Scientists hypothesized that the added length of the D4Dr sequence made certain individuals particularly sensitive to changes in dopamine. High levels of dopamine — secreted in moments of pain, pleasure, or excitement — would lead to an intense high. By contrast, moderate levels of dopamine would leave the long D4Dr individual feeling depressed.
Novelty seeking, then, was not simply an acting out against one’s parents or the product of a mid-life crisis. It was long-D4Dr individuals’ attempts to self-medicate: to BASE jump, drag race, and free climb their way to their next rush of dopamine.
The discovery of the long D4Dr gene in 1996 captured popular attention. Was exploratory behavior more a matter of genes than life experience? Did Lord Byron chase maids and attack Turks because of a mutation on his 11th chromosome? Was Columbus’s discovery of America an elaborate attempt to get high?
Such genetic arguments are simplistic. Recent studies have brought the TPQ test and the D4Dr-novelty seeking link into question. Moreover, as Maria Coffey points out in her book, Explorers of the Infinite, many of the riskiest activities — such as high altitude mountain climbing – come with long periods of drudgery. If high-risk activity is the key to unlocking an individual’s neuro-chemical Valhalla, the long D4Dr adventurer would do better working as a day-trader on Wall Street or playing the $500 tables in Atlantic City.
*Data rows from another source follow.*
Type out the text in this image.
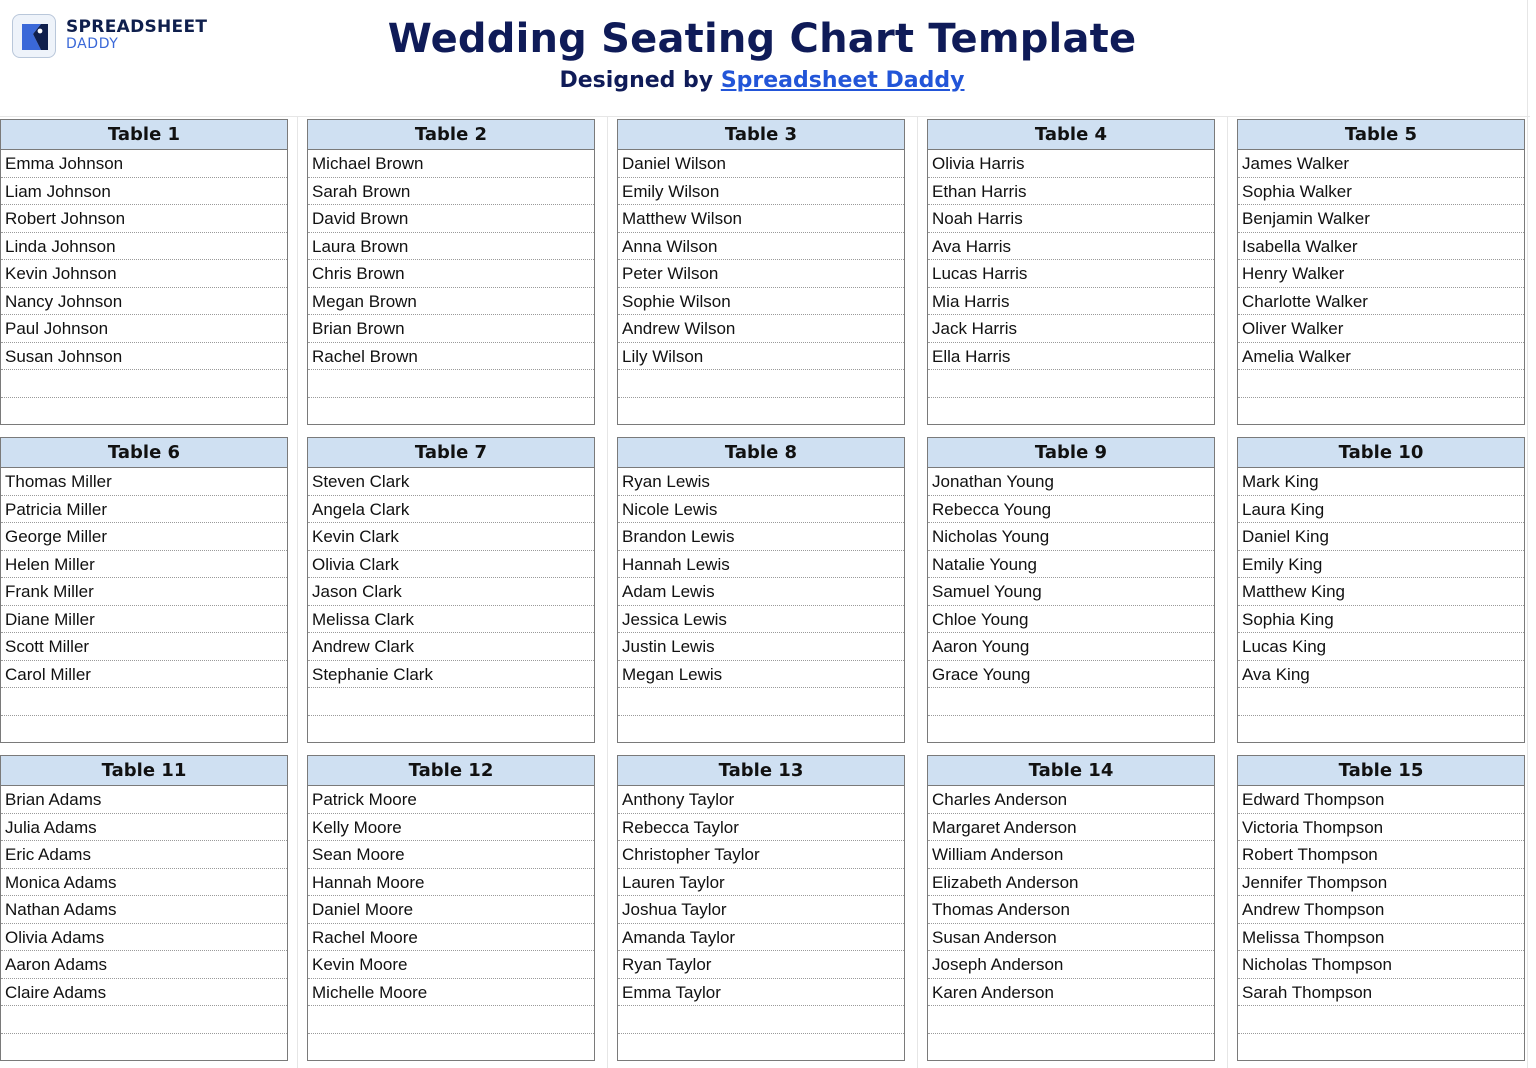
SPREADSHEET
DADDY	Wedding Seating Chart Template
Designed by Spreadsheet Daddy
Table 1
Emma Johnson
Liam Johnson
Robert Johnson
Linda Johnson
Kevin Johnson
Nancy Johnson
Paul Johnson
Susan Johnson
Table 2
Michael Brown
Sarah Brown
David Brown
Laura Brown
Chris Brown
Megan Brown
Brian Brown
Rachel Brown
Table 3
Daniel Wilson
Emily Wilson
Matthew Wilson
Anna Wilson
Peter Wilson
Sophie Wilson
Andrew Wilson
Lily Wilson
Table 4
Olivia Harris
Ethan Harris
Noah Harris
Ava Harris
Lucas Harris
Mia Harris
Jack Harris
Ella Harris
Table 5
James Walker
Sophia Walker
Benjamin Walker
Isabella Walker
Henry Walker
Charlotte Walker
Oliver Walker
Amelia Walker
Table 6
Thomas Miller
Patricia Miller
George Miller
Helen Miller
Frank Miller
Diane Miller
Scott Miller
Carol Miller
Table 7
Steven Clark
Angela Clark
Kevin Clark
Olivia Clark
Jason Clark
Melissa Clark
Andrew Clark
Stephanie Clark
Table 8
Ryan Lewis
Nicole Lewis
Brandon Lewis
Hannah Lewis
Adam Lewis
Jessica Lewis
Justin Lewis
Megan Lewis
Table 9
Jonathan Young
Rebecca Young
Nicholas Young
Natalie Young
Samuel Young
Chloe Young
Aaron Young
Grace Young
Table 10
Mark King
Laura King
Daniel King
Emily King
Matthew King
Sophia King
Lucas King
Ava King
Table 11
Brian Adams
Julia Adams
Eric Adams
Monica Adams
Nathan Adams
Olivia Adams
Aaron Adams
Claire Adams
Table 12
Patrick Moore
Kelly Moore
Sean Moore
Hannah Moore
Daniel Moore
Rachel Moore
Kevin Moore
Michelle Moore
Table 13
Anthony Taylor
Rebecca Taylor
Christopher Taylor
Lauren Taylor
Joshua Taylor
Amanda Taylor
Ryan Taylor
Emma Taylor
Table 14
Charles Anderson
Margaret Anderson
William Anderson
Elizabeth Anderson
Thomas Anderson
Susan Anderson
Joseph Anderson
Karen Anderson
Table 15
Edward Thompson
Victoria Thompson
Robert Thompson
Jennifer Thompson
Andrew Thompson
Melissa Thompson
Nicholas Thompson
Sarah Thompson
What’s more interesting to me is idea that “exploratory behavior” is an impulse beyond our control. This is a distinctly modern idea, though one that expressed itself somewhat differently in the 19th century. At that time, polar explorers called it “Arctic fever” a metaphor that was appropriate for an era afflicted by contagious disease. I find it interesting that late 20th century audiences have placed this impulsive, cannot-be-reasoned-with desire for danger within the human genome.
One might argue that the idea of the D4Dr is rooted in modern scientific research, that it represents something real rather than the 19th century’s metaphor of “fevers.” Still this doesn’t explain why talk of the explorer gene continues today even after the scientific evidence has left it behind.
For example, the dopamine-craving would-be adventurer can still join the D4Dr Club which bills itself as “the ultimate social club for adventure seekers of all types.”
No genetic testing is necessary. If you have an elongated D4DR, you probably know it. Be proud of it! Flaunt it! Whatever your ‘thing’ is – Adventure Travel, Extreme Sports or if you just like an adrenaline rush.